New lab makes research easier at Blandy
Posted: November 6, 2012
The Winchester Star
BOYCE — When David Carr took over as director of the University of Virginia’s Blandy Experimental Farm and State Arboretum in 2009, one of his dreams was a new laboratory to house the science research being done there.
At the time, he said, he was already working on a design to replace rooms in the 200-year-old Quarters building used by Blandy’s first director, Orland White Jr., in the 1920s. A new lab seemed like a stretch.
Three years later, Carr is smiling because Blandy now has a new, million-dollar facility, where researchers worked all summer.
“We had 32 people here,” Carr said as he showed off the space last week. “It’s the first time ever we’ve had enough room.”
The white building with a red metal roof can be seen to the east as visitors come into the arboretum on the main drive.
The structure has two main research rooms, plenty of table space for laptop computers, test tubes and microscopes. Each room is 800-square feet in area — as large as the old laboratory room in the Quarters.
“We kept the floor plan as open as possible,” Carr said, ”because we don’t know what research will happen in 10 to 20 years.”
The openness also allows the researchers to discuss their work with others in the room.
The old laboratory was so small and stifling that graduate students and other researchers avoided it as much as possible.
“Now, it’s a gathering place,” Carr said, and discussions with other scientists can broaden the education of all.
At the east end of the building are two smaller rooms, so visiting researchers from colleges and universities have their own space for their research work.
On the southwest end, a separate room was constructed for the fume hood. This piece of machinery allows the researchers to use a variety of chemicals, which must be exhausted into the open air.
“If you inhale them, they will make you sick,” Carr said. “To use them safely, you have to use a fume hood.”
But, he said, such hoods exhaust the air in a room completely and continuously. And that is expensive.
That’s why there is a separate fume hood room. Exhausting all the air in a room wastes money in either heat or air conditioning, he said.
“It’s a big energy drain on the system,” Carr said.
By confining the fume hood to is own, smaller room, Blandy will be saving energy.

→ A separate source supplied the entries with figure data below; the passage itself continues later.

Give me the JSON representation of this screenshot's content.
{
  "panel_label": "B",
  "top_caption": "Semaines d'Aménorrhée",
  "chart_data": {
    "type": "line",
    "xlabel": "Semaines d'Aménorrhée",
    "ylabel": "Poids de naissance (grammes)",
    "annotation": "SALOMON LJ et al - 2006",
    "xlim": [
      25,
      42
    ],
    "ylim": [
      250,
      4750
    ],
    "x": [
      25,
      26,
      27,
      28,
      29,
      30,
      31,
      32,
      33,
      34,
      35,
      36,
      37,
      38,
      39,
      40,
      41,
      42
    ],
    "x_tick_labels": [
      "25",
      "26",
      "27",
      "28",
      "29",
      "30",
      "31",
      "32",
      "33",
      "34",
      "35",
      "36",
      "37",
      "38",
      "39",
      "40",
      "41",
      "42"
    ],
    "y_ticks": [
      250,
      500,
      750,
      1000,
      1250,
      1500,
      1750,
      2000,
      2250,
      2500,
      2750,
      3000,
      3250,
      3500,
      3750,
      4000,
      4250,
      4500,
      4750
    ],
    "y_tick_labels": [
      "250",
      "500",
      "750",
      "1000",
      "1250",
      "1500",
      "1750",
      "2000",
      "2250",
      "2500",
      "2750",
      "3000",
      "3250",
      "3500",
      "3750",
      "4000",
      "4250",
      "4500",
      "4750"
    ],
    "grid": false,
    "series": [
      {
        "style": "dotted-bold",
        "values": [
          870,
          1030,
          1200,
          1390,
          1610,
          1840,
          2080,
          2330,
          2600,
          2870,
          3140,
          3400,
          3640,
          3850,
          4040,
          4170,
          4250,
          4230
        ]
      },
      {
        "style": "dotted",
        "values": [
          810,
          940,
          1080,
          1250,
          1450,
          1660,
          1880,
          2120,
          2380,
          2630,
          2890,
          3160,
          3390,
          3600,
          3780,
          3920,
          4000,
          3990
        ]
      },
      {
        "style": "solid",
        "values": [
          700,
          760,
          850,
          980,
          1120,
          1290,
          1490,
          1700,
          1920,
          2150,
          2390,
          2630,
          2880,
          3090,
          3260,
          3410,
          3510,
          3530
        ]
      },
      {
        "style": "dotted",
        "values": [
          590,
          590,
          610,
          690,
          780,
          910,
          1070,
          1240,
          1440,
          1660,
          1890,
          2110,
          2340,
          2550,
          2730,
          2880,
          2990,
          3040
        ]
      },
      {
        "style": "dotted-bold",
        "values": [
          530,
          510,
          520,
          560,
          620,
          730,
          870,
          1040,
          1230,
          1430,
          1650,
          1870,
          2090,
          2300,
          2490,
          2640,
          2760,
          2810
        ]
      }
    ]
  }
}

A separate ”processing room” also was constructed for the drying and refrigeration equipment. Heat from these machines would affect the cost of air conditioning the main laboratory space, if they were in the same room.

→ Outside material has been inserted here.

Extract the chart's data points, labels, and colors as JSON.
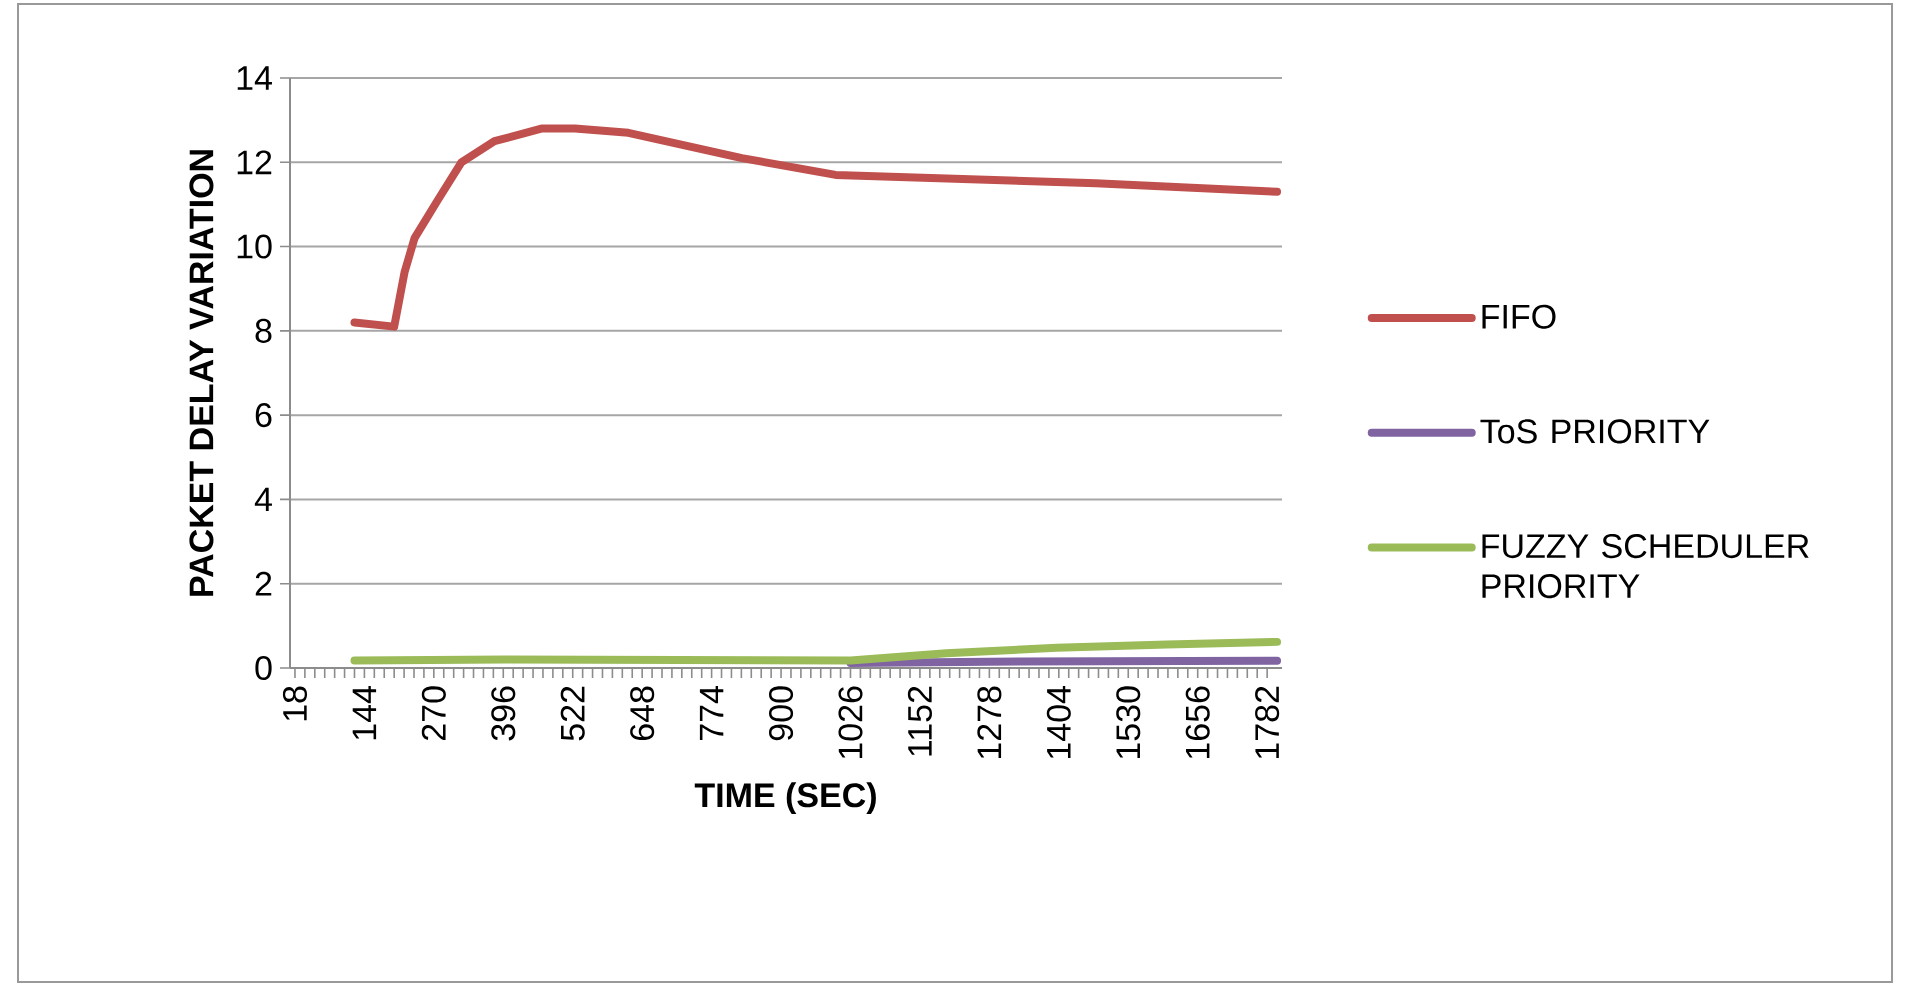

Also, he noted, the machinery is “essential, but noisy.”
The building also has an “environmental room,” where researchers can raise insects or plants they need. The lighting and temperature here can be controlled separately from the rest of the building.
And, the building also has a small conference room on its northwest side, looking out on the arboretum grounds.

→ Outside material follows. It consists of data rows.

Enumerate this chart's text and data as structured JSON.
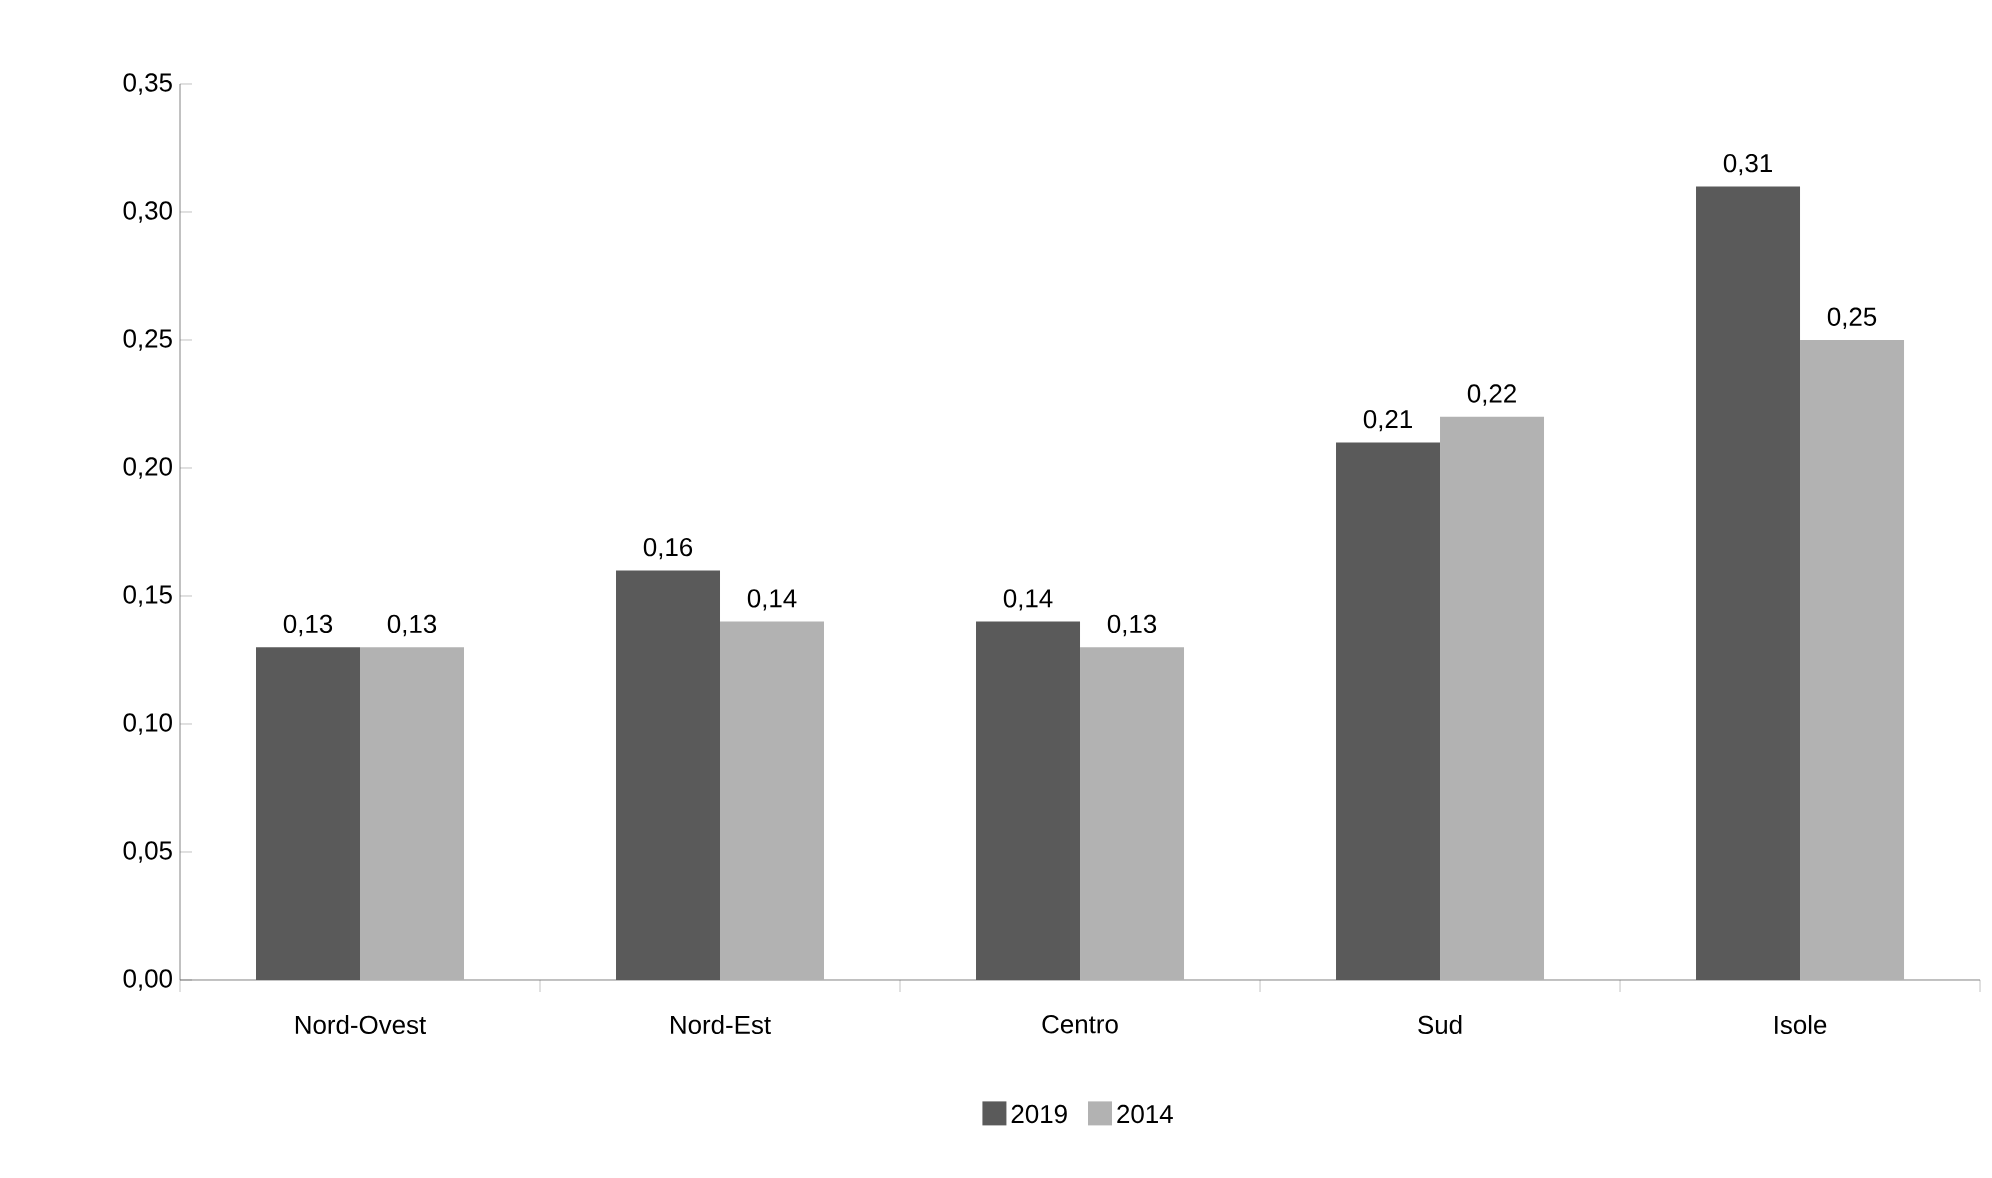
{
  "chart_data": {
    "type": "bar",
    "categories": [
      "Nord-Ovest",
      "Nord-Est",
      "Centro",
      "Sud",
      "Isole"
    ],
    "series": [
      {
        "name": "2019",
        "color": "#5a5a5a",
        "values": [
          0.13,
          0.16,
          0.14,
          0.21,
          0.31
        ],
        "value_labels": [
          "0,13",
          "0,16",
          "0,14",
          "0,21",
          "0,31"
        ]
      },
      {
        "name": "2014",
        "color": "#b2b2b2",
        "values": [
          0.13,
          0.14,
          0.13,
          0.22,
          0.25
        ],
        "value_labels": [
          "0,13",
          "0,14",
          "0,13",
          "0,22",
          "0,25"
        ]
      }
    ],
    "ylim": [
      0,
      0.35
    ],
    "yticks": [
      {
        "value": 0,
        "label": "0,00"
      },
      {
        "value": 0.05,
        "label": "0,05"
      },
      {
        "value": 0.1,
        "label": "0,10"
      },
      {
        "value": 0.15,
        "label": "0,15"
      },
      {
        "value": 0.2,
        "label": "0,20"
      },
      {
        "value": 0.25,
        "label": "0,25"
      },
      {
        "value": 0.3,
        "label": "0,30"
      },
      {
        "value": 0.35,
        "label": "0,35"
      }
    ],
    "grid": false,
    "legend": "bottom"
  }
}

In building the new laboratory, Carr said he was going for LEED (Leadership in Energy and Environmental Design) certification from the U.S. Green Building Council — a measure of the energy saving qualities of a structure.
Much of the material used to construct the building is recycled, he pointed out, and as much as possible came from the local area.
Carr will have to wait to see what certification rating the building will get, because it must operate for some time to gauge energy consumption before that can be determined, but he’s hoping to reach the second — or silver — level.
Rea Manderino, a graduate student doing research on the effect of gypsy moth control on other insects in Shenandoah National Park, said her second summer working at Blandy was like “night and day” when the new laboratory opened “on my birthday.”
“You don’t know how satisfying it is,” she said, “that I don’t have to move my stuff. I can stay here and be a real graduate student.”
Manderino agreed that there was a lot more socializing among the researchers this past summer, with the new facilities.
“It’s very communal.”
Carr said most of the cost of the building was saved over the years by Blandy, but he also wrote a grant to the National Science Foundation, which brought in $350,000.
The University of Virginia’s College of Arts and Sciences also contributed to the cost.
He said Lantz Construction of Broadway broke ground on the building in September 2011 and completed the structure in May.
“It felt great to make this happen and see everybody using it,” he said. “I know how difficult it’s been for our students.”
The laboratory will be a resource not just for University of Virginia students but for environmental science researchers from all over the country, Carr said.
“I hope we will attract new researchers and new research.”